Towards the end of the play, we saw more of the almost Macchiavellian role of the producer and writers. When the writers considered they had exhausted all possibilities for comedy, Tom Sloane he made sure that they continued with what was, after all, an established ratings-winner. After many series, Galton and Simpson knowingly began to mine an increasingly sensitive seam of material which became classic comedy, but was very personal to the performers.

This was particularly demonstrated when Harold wished to become an actor and in scenes such as his Marlon Brando “I could have been a contender” speech in the taxi from On the Waterfront. This was capped by Brambell’s insensitive: “Is it me?” and Corbett’s anguished response: “It’s always going to be you.”

The exchange of glances between Galton and Simpson during this scene showed that all concerned were well aware how much it touched upon open wounds. In this instance the adjective “visceral” could accurately be applied to the outwardly comic exchanges they had written.

We also saw Harold leaving the local theatre being asked by a young boy brandishing an autograph book if he was an actor. Harold replied desolately that he will only ever be a rag and bone man. That one line encapsulated Harry H Corbett’s fate as a performer and perhaps the true meaning of the Curse of Steptoe. Corbett had entered into a Faustian pact; he had achieved huge international fame overnight at the cost of, what he considered, his artistic soul. Tragically, he never really seemed fully to enjoy the upside.

A couple of small moments in the piece demonstrate subtle writing. Brambell was asked if he enjoyed his holiday in Hong Kong. He confirmed he did bring back some pretty little things for the flat. Again looks were exchanged between the knowing Galton and Simpson. In the brief wordless penultimate scene we saw Brambell returning to his flat where the door was opened and he was kissed and handed a gin and tonic by a Chinese male.

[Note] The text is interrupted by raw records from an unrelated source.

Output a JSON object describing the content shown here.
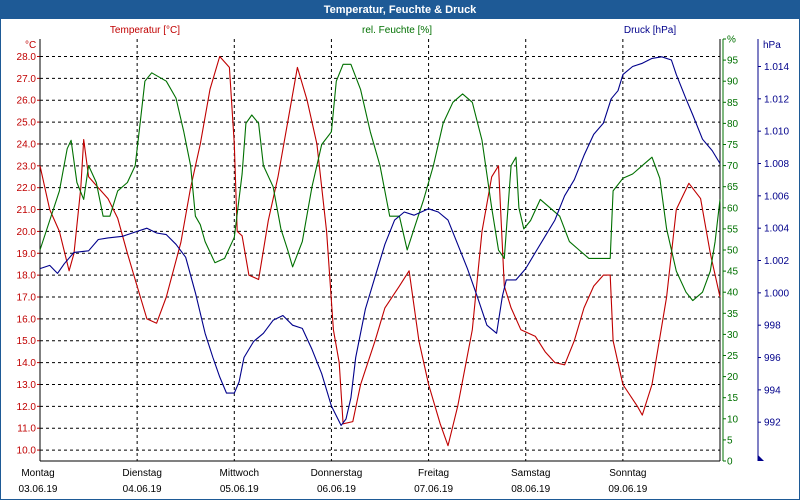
{
  "chart_data": {
    "type": "line",
    "title": "Temperatur, Feuchte & Druck",
    "colors": {
      "temperature": "#c00000",
      "humidity": "#007000",
      "pressure": "#00008b",
      "title_bar": "#1e5a96"
    },
    "axes": {
      "left": {
        "unit": "°C",
        "min": 9.5,
        "max": 28.8,
        "ticks": [
          "10.0",
          "11.0",
          "12.0",
          "13.0",
          "14.0",
          "15.0",
          "16.0",
          "17.0",
          "18.0",
          "19.0",
          "20.0",
          "21.0",
          "22.0",
          "23.0",
          "24.0",
          "25.0",
          "26.0",
          "27.0",
          "28.0"
        ],
        "tick_values": [
          10,
          11,
          12,
          13,
          14,
          15,
          16,
          17,
          18,
          19,
          20,
          21,
          22,
          23,
          24,
          25,
          26,
          27,
          28
        ]
      },
      "middle": {
        "unit": "%",
        "min": 0,
        "max": 100,
        "ticks": [
          "0",
          "5",
          "10",
          "15",
          "20",
          "25",
          "30",
          "35",
          "40",
          "45",
          "50",
          "55",
          "60",
          "65",
          "70",
          "75",
          "80",
          "85",
          "90",
          "95",
          "%"
        ],
        "tick_values": [
          0,
          5,
          10,
          15,
          20,
          25,
          30,
          35,
          40,
          45,
          50,
          55,
          60,
          65,
          70,
          75,
          80,
          85,
          90,
          95,
          100
        ]
      },
      "right": {
        "unit": "hPa",
        "min": 989.6,
        "max": 1015.7,
        "ticks": [
          "992",
          "994",
          "996",
          "998",
          "1.000",
          "1.002",
          "1.004",
          "1.006",
          "1.008",
          "1.010",
          "1.012",
          "1.014"
        ],
        "tick_values": [
          992,
          994,
          996,
          998,
          1000,
          1002,
          1004,
          1006,
          1008,
          1010,
          1012,
          1014
        ]
      }
    },
    "x_range": [
      0,
      7
    ],
    "x_labels": [
      {
        "day": "Montag",
        "date": "03.06.19"
      },
      {
        "day": "Dienstag",
        "date": "04.06.19"
      },
      {
        "day": "Mittwoch",
        "date": "05.06.19"
      },
      {
        "day": "Donnerstag",
        "date": "06.06.19"
      },
      {
        "day": "Freitag",
        "date": "07.06.19"
      },
      {
        "day": "Samstag",
        "date": "08.06.19"
      },
      {
        "day": "Sonntag",
        "date": "09.06.19"
      }
    ],
    "series": [
      {
        "name": "Temperatur [°C]",
        "axis": "left",
        "color": "#c00000",
        "points": [
          [
            0,
            23.0
          ],
          [
            0.1,
            21.0
          ],
          [
            0.2,
            20.0
          ],
          [
            0.3,
            18.2
          ],
          [
            0.35,
            19.0
          ],
          [
            0.42,
            22.0
          ],
          [
            0.45,
            24.2
          ],
          [
            0.5,
            22.5
          ],
          [
            0.6,
            22.0
          ],
          [
            0.7,
            21.5
          ],
          [
            0.8,
            20.6
          ],
          [
            0.9,
            19.0
          ],
          [
            1.0,
            17.5
          ],
          [
            1.1,
            16.0
          ],
          [
            1.2,
            15.8
          ],
          [
            1.3,
            17.0
          ],
          [
            1.45,
            19.5
          ],
          [
            1.55,
            22.0
          ],
          [
            1.65,
            24.0
          ],
          [
            1.75,
            26.5
          ],
          [
            1.85,
            28.0
          ],
          [
            1.95,
            27.5
          ],
          [
            2.0,
            24.0
          ],
          [
            2.03,
            20.0
          ],
          [
            2.08,
            19.8
          ],
          [
            2.15,
            18.0
          ],
          [
            2.25,
            17.8
          ],
          [
            2.35,
            20.5
          ],
          [
            2.45,
            22.5
          ],
          [
            2.55,
            25.0
          ],
          [
            2.65,
            27.5
          ],
          [
            2.75,
            26.0
          ],
          [
            2.85,
            24.0
          ],
          [
            2.95,
            20.0
          ],
          [
            3.02,
            15.5
          ],
          [
            3.08,
            14.0
          ],
          [
            3.12,
            11.2
          ],
          [
            3.22,
            11.3
          ],
          [
            3.3,
            13.0
          ],
          [
            3.45,
            15.0
          ],
          [
            3.55,
            16.5
          ],
          [
            3.7,
            17.5
          ],
          [
            3.8,
            18.2
          ],
          [
            3.9,
            15.0
          ],
          [
            4.0,
            13.0
          ],
          [
            4.12,
            11.2
          ],
          [
            4.2,
            10.2
          ],
          [
            4.3,
            12.0
          ],
          [
            4.45,
            15.5
          ],
          [
            4.55,
            20.0
          ],
          [
            4.65,
            22.5
          ],
          [
            4.72,
            23.0
          ],
          [
            4.78,
            17.5
          ],
          [
            4.85,
            16.5
          ],
          [
            4.95,
            15.5
          ],
          [
            5.1,
            15.2
          ],
          [
            5.2,
            14.5
          ],
          [
            5.3,
            14.0
          ],
          [
            5.4,
            13.9
          ],
          [
            5.5,
            15.0
          ],
          [
            5.6,
            16.5
          ],
          [
            5.7,
            17.5
          ],
          [
            5.8,
            18.0
          ],
          [
            5.87,
            18.0
          ],
          [
            5.9,
            15.0
          ],
          [
            6.0,
            13.0
          ],
          [
            6.15,
            12.0
          ],
          [
            6.2,
            11.6
          ],
          [
            6.3,
            13.0
          ],
          [
            6.45,
            17.0
          ],
          [
            6.55,
            21.0
          ],
          [
            6.68,
            22.2
          ],
          [
            6.8,
            21.5
          ],
          [
            6.9,
            19.0
          ],
          [
            7.0,
            17.0
          ]
        ]
      },
      {
        "name": "rel. Feuchte [%]",
        "axis": "middle",
        "color": "#007000",
        "points": [
          [
            0,
            50
          ],
          [
            0.1,
            57
          ],
          [
            0.2,
            64
          ],
          [
            0.28,
            74
          ],
          [
            0.32,
            76
          ],
          [
            0.38,
            66
          ],
          [
            0.45,
            62
          ],
          [
            0.5,
            70
          ],
          [
            0.58,
            66
          ],
          [
            0.65,
            58
          ],
          [
            0.72,
            58
          ],
          [
            0.8,
            64
          ],
          [
            0.9,
            66
          ],
          [
            0.98,
            70
          ],
          [
            1.03,
            80
          ],
          [
            1.08,
            90
          ],
          [
            1.15,
            92
          ],
          [
            1.3,
            90
          ],
          [
            1.4,
            86
          ],
          [
            1.48,
            78
          ],
          [
            1.55,
            70
          ],
          [
            1.6,
            58
          ],
          [
            1.65,
            56
          ],
          [
            1.7,
            52
          ],
          [
            1.8,
            47
          ],
          [
            1.9,
            48
          ],
          [
            2.0,
            53
          ],
          [
            2.08,
            68
          ],
          [
            2.12,
            80
          ],
          [
            2.18,
            82
          ],
          [
            2.25,
            80
          ],
          [
            2.3,
            70
          ],
          [
            2.4,
            65
          ],
          [
            2.48,
            55
          ],
          [
            2.55,
            50
          ],
          [
            2.6,
            46
          ],
          [
            2.7,
            52
          ],
          [
            2.8,
            65
          ],
          [
            2.9,
            75
          ],
          [
            3.0,
            78
          ],
          [
            3.05,
            90
          ],
          [
            3.12,
            94
          ],
          [
            3.2,
            94
          ],
          [
            3.3,
            88
          ],
          [
            3.4,
            78
          ],
          [
            3.5,
            70
          ],
          [
            3.6,
            58
          ],
          [
            3.7,
            58
          ],
          [
            3.78,
            50
          ],
          [
            3.85,
            55
          ],
          [
            3.95,
            62
          ],
          [
            4.05,
            70
          ],
          [
            4.15,
            80
          ],
          [
            4.25,
            85
          ],
          [
            4.35,
            87
          ],
          [
            4.45,
            85
          ],
          [
            4.55,
            76
          ],
          [
            4.65,
            60
          ],
          [
            4.72,
            50
          ],
          [
            4.78,
            48
          ],
          [
            4.85,
            70
          ],
          [
            4.9,
            72
          ],
          [
            4.93,
            60
          ],
          [
            4.98,
            55
          ],
          [
            5.05,
            57
          ],
          [
            5.15,
            62
          ],
          [
            5.25,
            60
          ],
          [
            5.35,
            58
          ],
          [
            5.45,
            52
          ],
          [
            5.55,
            50
          ],
          [
            5.65,
            48
          ],
          [
            5.72,
            48
          ],
          [
            5.8,
            48
          ],
          [
            5.87,
            48
          ],
          [
            5.9,
            64
          ],
          [
            6.0,
            67
          ],
          [
            6.1,
            68
          ],
          [
            6.2,
            70
          ],
          [
            6.3,
            72
          ],
          [
            6.38,
            67
          ],
          [
            6.45,
            55
          ],
          [
            6.55,
            45
          ],
          [
            6.65,
            40
          ],
          [
            6.72,
            38
          ],
          [
            6.82,
            40
          ],
          [
            6.9,
            45
          ],
          [
            6.95,
            52
          ],
          [
            7.0,
            62
          ]
        ]
      },
      {
        "name": "Druck [hPa]",
        "axis": "right",
        "color": "#00008b",
        "points": [
          [
            0,
            1001.5
          ],
          [
            0.1,
            1001.7
          ],
          [
            0.18,
            1001.2
          ],
          [
            0.25,
            1001.8
          ],
          [
            0.35,
            1002.5
          ],
          [
            0.5,
            1002.6
          ],
          [
            0.6,
            1003.3
          ],
          [
            0.7,
            1003.4
          ],
          [
            0.85,
            1003.5
          ],
          [
            1.0,
            1003.8
          ],
          [
            1.1,
            1004.0
          ],
          [
            1.2,
            1003.7
          ],
          [
            1.3,
            1003.6
          ],
          [
            1.4,
            1003.0
          ],
          [
            1.5,
            1002.2
          ],
          [
            1.6,
            1000.0
          ],
          [
            1.7,
            997.5
          ],
          [
            1.78,
            996.0
          ],
          [
            1.85,
            994.8
          ],
          [
            1.92,
            993.8
          ],
          [
            2.0,
            993.8
          ],
          [
            2.05,
            994.5
          ],
          [
            2.1,
            996.0
          ],
          [
            2.2,
            997.0
          ],
          [
            2.3,
            997.5
          ],
          [
            2.4,
            998.3
          ],
          [
            2.5,
            998.6
          ],
          [
            2.6,
            998.0
          ],
          [
            2.7,
            997.8
          ],
          [
            2.8,
            996.5
          ],
          [
            2.9,
            995.0
          ],
          [
            3.0,
            993.0
          ],
          [
            3.1,
            991.8
          ],
          [
            3.15,
            992.2
          ],
          [
            3.2,
            993.5
          ],
          [
            3.25,
            996.0
          ],
          [
            3.35,
            999.0
          ],
          [
            3.45,
            1001.0
          ],
          [
            3.55,
            1003.0
          ],
          [
            3.65,
            1004.5
          ],
          [
            3.75,
            1005.0
          ],
          [
            3.85,
            1004.8
          ],
          [
            4.0,
            1005.2
          ],
          [
            4.1,
            1005.0
          ],
          [
            4.2,
            1004.5
          ],
          [
            4.3,
            1003.0
          ],
          [
            4.4,
            1001.5
          ],
          [
            4.5,
            999.8
          ],
          [
            4.6,
            998.0
          ],
          [
            4.7,
            997.5
          ],
          [
            4.76,
            999.8
          ],
          [
            4.8,
            1000.8
          ],
          [
            4.9,
            1000.8
          ],
          [
            5.0,
            1001.5
          ],
          [
            5.1,
            1002.5
          ],
          [
            5.2,
            1003.5
          ],
          [
            5.3,
            1004.5
          ],
          [
            5.4,
            1006.0
          ],
          [
            5.5,
            1007.0
          ],
          [
            5.6,
            1008.5
          ],
          [
            5.7,
            1009.8
          ],
          [
            5.8,
            1010.5
          ],
          [
            5.88,
            1012.0
          ],
          [
            5.95,
            1012.5
          ],
          [
            6.0,
            1013.5
          ],
          [
            6.1,
            1014.0
          ],
          [
            6.2,
            1014.2
          ],
          [
            6.3,
            1014.5
          ],
          [
            6.4,
            1014.6
          ],
          [
            6.5,
            1014.4
          ],
          [
            6.55,
            1013.5
          ],
          [
            6.65,
            1012.0
          ],
          [
            6.72,
            1011.0
          ],
          [
            6.82,
            1009.5
          ],
          [
            6.92,
            1008.8
          ],
          [
            7.0,
            1008.0
          ]
        ]
      }
    ]
  }
}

Similarly, when Corbett was walking down a BBC corridor, on his way to bring the purgatory of Steptoe and Son to an end for good, he glanced at a large framed photograph on the wall of Geilgud as Hamlet, the embodiment of what his career might have been.

His subsequent terse but gentle conversation with Brambell was perfect in the way it conveyed sincere and tired resignation: “Let’s not do this anymore” to which Wilfrid simply replied “Alright”. Brambell responded to Corbett’s final “Good-bye, father” spoken in Harold’s voice with “Fuck ‘orf”, which he managed to say with a good-natured warmth entirely absent from every single one of their earlier dealings.

Although the tone of the piece was consistently bleak, one wonders if Corbett’s late fatherhood and Brambell’s companion, possibly from Hong Kong, brought happiness and contentment that was only hinted at.

Our parting impression of Harry H Corbett was a 'phone call to his agent. Neither actor had worked much since the last series. After panto’, all that was on offer was a stage version of Steptoe and Son touring Australia and they already had Wilfrid on board.

Corbett’s eyes conveyed the abject realisation that, like Harold and Albert, he and Brambell would be trapped, shackled together for all eternity. As he commented when waiting for the tardy Wilfrid to arrive at the very first read-through for the Comedy Playhouse pilot all those years ago, it was just like "Waiting for Godot".

In the end it seemed that Harry H Corbett and Wilfrid Brambell were destined to continue to play their own desperate version of Vladimir and Estragon until the final curtain came down.